The authors did some clever studies to arrive at this conclusion- and as the paper is freely available – so you should read it in full. The basic procedure was initially showing a correlation between people who are seeking happiness and those who feel time is scarce (the more you seek happiness, the scarcer time becomes for you).  In later studies they showed that when study participants were actively seeking happiness and that need was not fulfilled , they felt that time was less available as compared to those who were not seeking happiness or those whose need for happiness was fulfilled. In another experiment, they showed that if participants came to believe that happiness requires more time and efforts vis-a-vis that happiness requires little effort or time , then those who believed happiness required more time showed time scarcity and reduced happiness as compared to control subjects. Also it was found that laypeople typically believe that happiness requires a lot of time and is effort-full. They could also show using mediation analysis that time scarcity was indeed the mediating variable that lead to reduced happiness in those seeking happiness.

What does all this mean for people who want to be happy or spread happiness or enable others to become happier? One take away is that one needs to differentiate between valuing happiness and actively seeking or pursuing it.  While the former is good to have, the latter may be detrimental to well being.
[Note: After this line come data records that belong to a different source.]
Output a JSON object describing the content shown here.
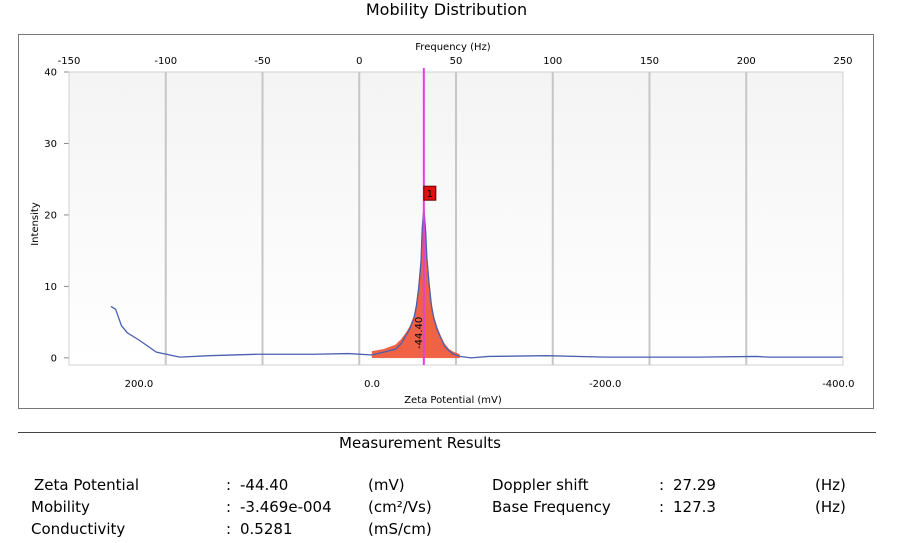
{
  "chart_data": {
    "type": "area",
    "title": "Mobility Distribution",
    "top_axis": {
      "label": "Frequency (Hz)",
      "ticks": [
        -150,
        -100,
        -50,
        0,
        50,
        100,
        150,
        200,
        250
      ],
      "range": [
        -150,
        250
      ]
    },
    "bottom_axis": {
      "label": "Zeta Potential (mV)",
      "ticks": [
        200.0,
        0.0,
        -200.0,
        -400.0
      ],
      "tick_labels": [
        "200.0",
        "0.0",
        "-200.0",
        "-400.0"
      ],
      "range": [
        260,
        -404
      ]
    },
    "y_axis": {
      "label": "Intensity",
      "ticks": [
        0,
        10,
        20,
        30,
        40
      ],
      "range": [
        -1,
        40
      ]
    },
    "grid": true,
    "peak": {
      "marker_label": "1",
      "value_label": "-44.40",
      "zeta": -44.4,
      "intensity": 20.8
    },
    "series": [
      {
        "color": "#4a5fb0",
        "x": [
          224,
          220,
          215,
          210,
          200,
          185,
          165,
          140,
          100,
          50,
          20,
          0,
          -10,
          -20,
          -25,
          -30,
          -33,
          -36,
          -38,
          -40,
          -42,
          -43,
          -44.4,
          -46,
          -47,
          -49,
          -51,
          -53,
          -56,
          -59,
          -62,
          -66,
          -70,
          -75,
          -85,
          -100,
          -150,
          -200,
          -280,
          -330,
          -340,
          -404
        ],
        "y": [
          7.2,
          6.8,
          4.5,
          3.5,
          2.5,
          0.8,
          0.1,
          0.3,
          0.5,
          0.5,
          0.6,
          0.4,
          0.8,
          1.2,
          2.0,
          3.4,
          4.3,
          5.6,
          7.2,
          9.8,
          13.5,
          18.0,
          20.8,
          17.6,
          14.0,
          10.2,
          7.2,
          5.5,
          3.9,
          2.8,
          1.7,
          1.0,
          0.5,
          0.2,
          0.0,
          0.2,
          0.3,
          0.1,
          0.1,
          0.2,
          0.1,
          0.1
        ]
      },
      {
        "color": "#f05a3c",
        "x": [
          0,
          -10,
          -20,
          -25,
          -30,
          -33,
          -36,
          -38,
          -40,
          -42,
          -43,
          -44.4,
          -46,
          -47,
          -49,
          -51,
          -53,
          -56,
          -59,
          -62,
          -66,
          -70,
          -75
        ],
        "y": [
          0.9,
          1.2,
          1.8,
          2.6,
          3.7,
          4.6,
          5.9,
          7.6,
          10.2,
          14.0,
          18.5,
          21.6,
          18.2,
          14.4,
          10.6,
          7.6,
          5.8,
          4.2,
          3.0,
          2.0,
          1.2,
          0.8,
          0.5
        ]
      }
    ]
  },
  "results": {
    "title": "Measurement Results",
    "rows": [
      {
        "label": "Zeta Potential",
        "value": "-44.40",
        "unit": "(mV)"
      },
      {
        "label": "Mobility",
        "value": "-3.469e-004",
        "unit": "(cm²/Vs)"
      },
      {
        "label": "Conductivity",
        "value": "0.5281",
        "unit": "(mS/cm)"
      }
    ],
    "right_rows": [
      {
        "label": "Doppler shift",
        "value": "27.29",
        "unit": "(Hz)"
      },
      {
        "label": "Base Frequency",
        "value": "127.3",
        "unit": "(Hz)"
      }
    ]
  }
}
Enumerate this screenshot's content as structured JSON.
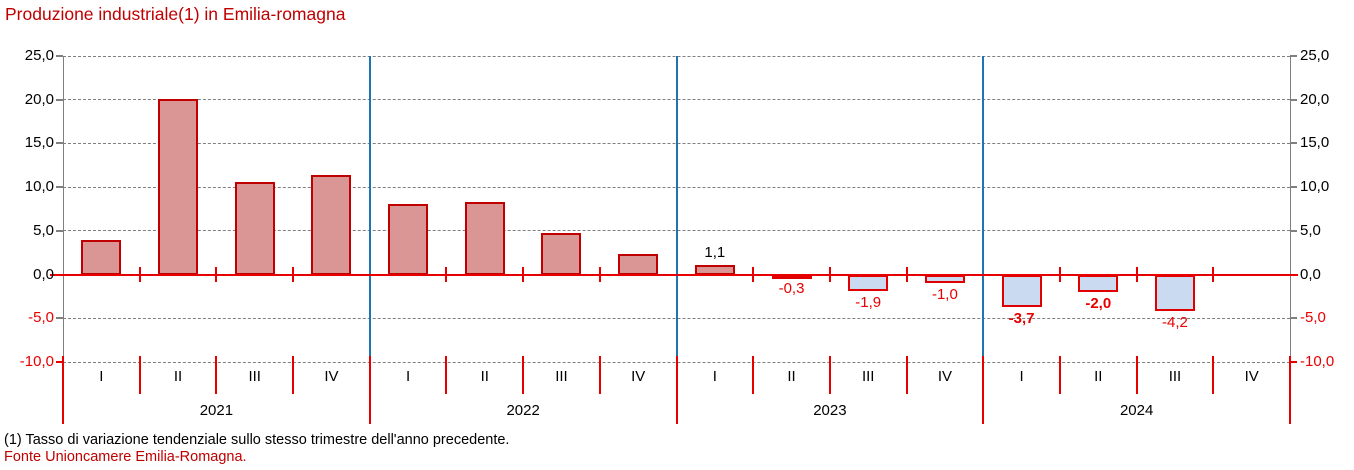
{
  "title": "Produzione industriale(1) in Emilia-romagna",
  "footnote": "(1) Tasso di variazione tendenziale sullo stesso trimestre dell'anno precedente.",
  "source": "Fonte Unioncamere Emilia-Romagna.",
  "colors": {
    "title": "#c00000",
    "source": "#c00000",
    "bright_red": "#e80000",
    "dark_red": "#c00000",
    "positive_fill": "#d99694",
    "positive_border": "#c00000",
    "negative_fill": "#c9daf1",
    "negative_border": "#e00000",
    "gridline_gray": "#7f7f7f",
    "axis_gray": "#7f7f7f",
    "year_separator_blue": "#2074b2",
    "label_black": "#000000"
  },
  "chart_data": {
    "type": "bar",
    "title": "Produzione industriale(1) in Emilia-romagna",
    "ylabel": "",
    "xlabel": "",
    "ylim": [
      -10,
      25
    ],
    "ytick_step": 5,
    "ytick_values": [
      25,
      20,
      15,
      10,
      5,
      0,
      -5,
      -10
    ],
    "ytick_labels": [
      "25,0",
      "20,0",
      "15,0",
      "10,0",
      "5,0",
      "0,0",
      "-5,0",
      "-10,0"
    ],
    "grid": true,
    "legend": false,
    "groups": [
      {
        "year": "2021",
        "quarters": [
          "I",
          "II",
          "III",
          "IV"
        ],
        "values": [
          3.9,
          20.1,
          10.6,
          11.4
        ],
        "labels": [
          null,
          null,
          null,
          null
        ],
        "bold": [
          false,
          false,
          false,
          false
        ]
      },
      {
        "year": "2022",
        "quarters": [
          "I",
          "II",
          "III",
          "IV"
        ],
        "values": [
          8.1,
          8.3,
          4.8,
          2.4
        ],
        "labels": [
          null,
          null,
          null,
          null
        ],
        "bold": [
          false,
          false,
          false,
          false
        ]
      },
      {
        "year": "2023",
        "quarters": [
          "I",
          "II",
          "III",
          "IV"
        ],
        "values": [
          1.1,
          -0.3,
          -1.9,
          -1.0
        ],
        "labels": [
          "1,1",
          "-0,3",
          "-1,9",
          "-1,0"
        ],
        "bold": [
          false,
          false,
          false,
          false
        ]
      },
      {
        "year": "2024",
        "quarters": [
          "I",
          "II",
          "III",
          "IV"
        ],
        "values": [
          -3.7,
          -2.0,
          -4.2,
          null
        ],
        "labels": [
          "-3,7",
          "-2,0",
          "-4,2",
          null
        ],
        "bold": [
          true,
          true,
          false,
          false
        ]
      }
    ]
  }
}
The second take away is that while encouraging people and self to value or prioritize happiness its important to emphasize that happiness can be found in simple things that require little time or effort, like remembering to smell the roses, and not necessarily by revamping one’s life or having one or more big happiness projects.

A word of caution here, personal striving or some big personal projects , may or may not lead to happiness, but if they are meaningful, even if they lead to difficult times, they provide a direction and guide for the life and are very important to have. After all happiness is not the be all and end all of life.

But the major takeaway is that don’t feel pressured to be happier all the time, value happiness but don’t get into a rat race for being the happiest person on the earth.  Negative emotions have their own utility and in either case madly running after happiness wont make you happier by itself- it may do more harm than good!